China's northeast is the focus for much of the country's freshwater marshes. Two million hectares on the Sanjiang Plain of Heilongjiang are essentially a collection of shallow freshwater lakes and reed-beds where the Heilongjiang, Sungari, and Wusuli rivers come together. Jilin, Liaoning and Inner Mongolia all share these ecosystems. One of the most well-known wildlife areas in this ecosystem is Zhalong Nature Reserve, a 2,000-square-kilometer area which was created in 1979 to protect breeding areas for the red-crowned crane, and other wintering migrants. These marshes are also of great value for reed production, the bulk of which is turned into pulp for paper. Waterfowl and reed production can usually co-exist, at least at present levels, so this is a useful confluence of conservation and economic uses. In western Sichuan, marshland provides breeding grounds for the black-necked crane and bar-headed goose.

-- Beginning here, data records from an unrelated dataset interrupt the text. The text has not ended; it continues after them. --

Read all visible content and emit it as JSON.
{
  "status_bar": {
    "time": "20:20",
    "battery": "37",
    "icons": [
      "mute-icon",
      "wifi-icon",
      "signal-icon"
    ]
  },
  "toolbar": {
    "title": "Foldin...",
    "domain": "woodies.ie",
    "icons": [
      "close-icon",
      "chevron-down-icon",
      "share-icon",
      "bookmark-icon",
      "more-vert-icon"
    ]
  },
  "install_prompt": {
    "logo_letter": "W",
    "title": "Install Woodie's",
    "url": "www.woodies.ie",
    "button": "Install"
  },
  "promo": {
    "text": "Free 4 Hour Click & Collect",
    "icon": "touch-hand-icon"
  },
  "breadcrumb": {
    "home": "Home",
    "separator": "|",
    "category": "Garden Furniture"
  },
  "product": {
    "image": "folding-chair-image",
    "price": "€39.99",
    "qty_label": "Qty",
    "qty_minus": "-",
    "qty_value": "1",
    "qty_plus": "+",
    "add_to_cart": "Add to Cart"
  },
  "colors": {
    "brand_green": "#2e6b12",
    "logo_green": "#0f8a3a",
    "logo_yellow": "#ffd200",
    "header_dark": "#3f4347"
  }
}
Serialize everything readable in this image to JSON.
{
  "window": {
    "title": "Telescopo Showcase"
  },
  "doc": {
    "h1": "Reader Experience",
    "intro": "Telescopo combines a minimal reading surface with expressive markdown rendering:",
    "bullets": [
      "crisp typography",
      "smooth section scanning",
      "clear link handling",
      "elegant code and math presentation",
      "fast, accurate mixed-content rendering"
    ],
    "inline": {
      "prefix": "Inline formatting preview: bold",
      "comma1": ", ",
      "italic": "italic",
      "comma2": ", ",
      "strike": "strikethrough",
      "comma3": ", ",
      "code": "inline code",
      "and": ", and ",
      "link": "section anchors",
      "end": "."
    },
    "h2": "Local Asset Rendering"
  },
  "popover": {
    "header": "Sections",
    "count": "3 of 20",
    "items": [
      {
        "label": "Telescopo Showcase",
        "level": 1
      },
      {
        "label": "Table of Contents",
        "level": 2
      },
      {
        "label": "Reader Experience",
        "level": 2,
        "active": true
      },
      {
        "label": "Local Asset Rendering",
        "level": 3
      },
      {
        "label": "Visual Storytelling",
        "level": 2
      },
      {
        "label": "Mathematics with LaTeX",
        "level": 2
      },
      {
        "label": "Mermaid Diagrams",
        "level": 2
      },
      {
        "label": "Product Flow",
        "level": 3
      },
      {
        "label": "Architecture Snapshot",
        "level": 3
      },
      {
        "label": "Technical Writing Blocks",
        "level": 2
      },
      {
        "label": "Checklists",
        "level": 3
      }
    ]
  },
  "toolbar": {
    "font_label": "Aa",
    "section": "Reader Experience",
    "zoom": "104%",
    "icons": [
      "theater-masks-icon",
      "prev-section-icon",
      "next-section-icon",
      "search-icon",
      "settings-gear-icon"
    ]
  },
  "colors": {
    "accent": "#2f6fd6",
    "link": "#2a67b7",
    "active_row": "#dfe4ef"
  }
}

China's freshwater lakes include the country's best-known wetlands: Jiangxi's Poyang Hu and Hunan's Dongting Hu. Dongting Hu, China's second largest freshwater lake, is vitally important for wildlife, including the highly endangered Yangtze river dolphin and Chinese sturgeon, as well as more wintering wildfowl. Poyang Hu is a similar complex of small lakes and marsh areas which fluctuates seasonally; summer floods give way in autumn to fertile agricultural land, attractive both to farmers and visiting birds. The importance of the area is hard to overstate, as the lakes provide a wintering habitat for almost the entire world population of two hundred Siberian Cranes, and as many as five hundred thousand birds may be on Poyang Hu at any one time during the winter months. In recent years, however, some of Poyang's larger lakes have been drained at the end of autumn, leaving waterfowl with inadequate shallow land on which to feed.
[edit] Saltwater lakes
About half of China's lakes are saline and, once again, are important breeding grounds for waterfowl. Most are concentrated in northwest China on the inland drainage systems of the North Tibetan Plain and in the Zaidan basin. The largest is Qinghai Lake, a 4,426-square-kilometer reserve which attracts thousands of birds each summer, including cormorants, great black-headed gulls, bar-headed geese and pied avocets. Similarly, the Tarim River basin in Xinjiang supports one of the largest breeding populations of black stork in China. The Ordos plateau area of Inner Mongolia as well as the Xinjiang's Taolimiao-Alashan Nur (lake) support breeding sites for the endangered relict gull. Most of these lakes and marshes fluctuate seasonally and are threatened by increased diversion of water for human use.
[edit] Coastal wetlands
China's coastline is approximately 18,000 km long, extending from the Bohai Gulf, which freezes in the winter, to the tropical waters of the South China Sea. Coastal wetlands are important as fuel stops for waterfowl on the migratory route between Siberia and Australia. Chongming Island in the Yangtze River delta near Shanghai - China's largest city and one of its fastest growing regions - is vital for these migrants.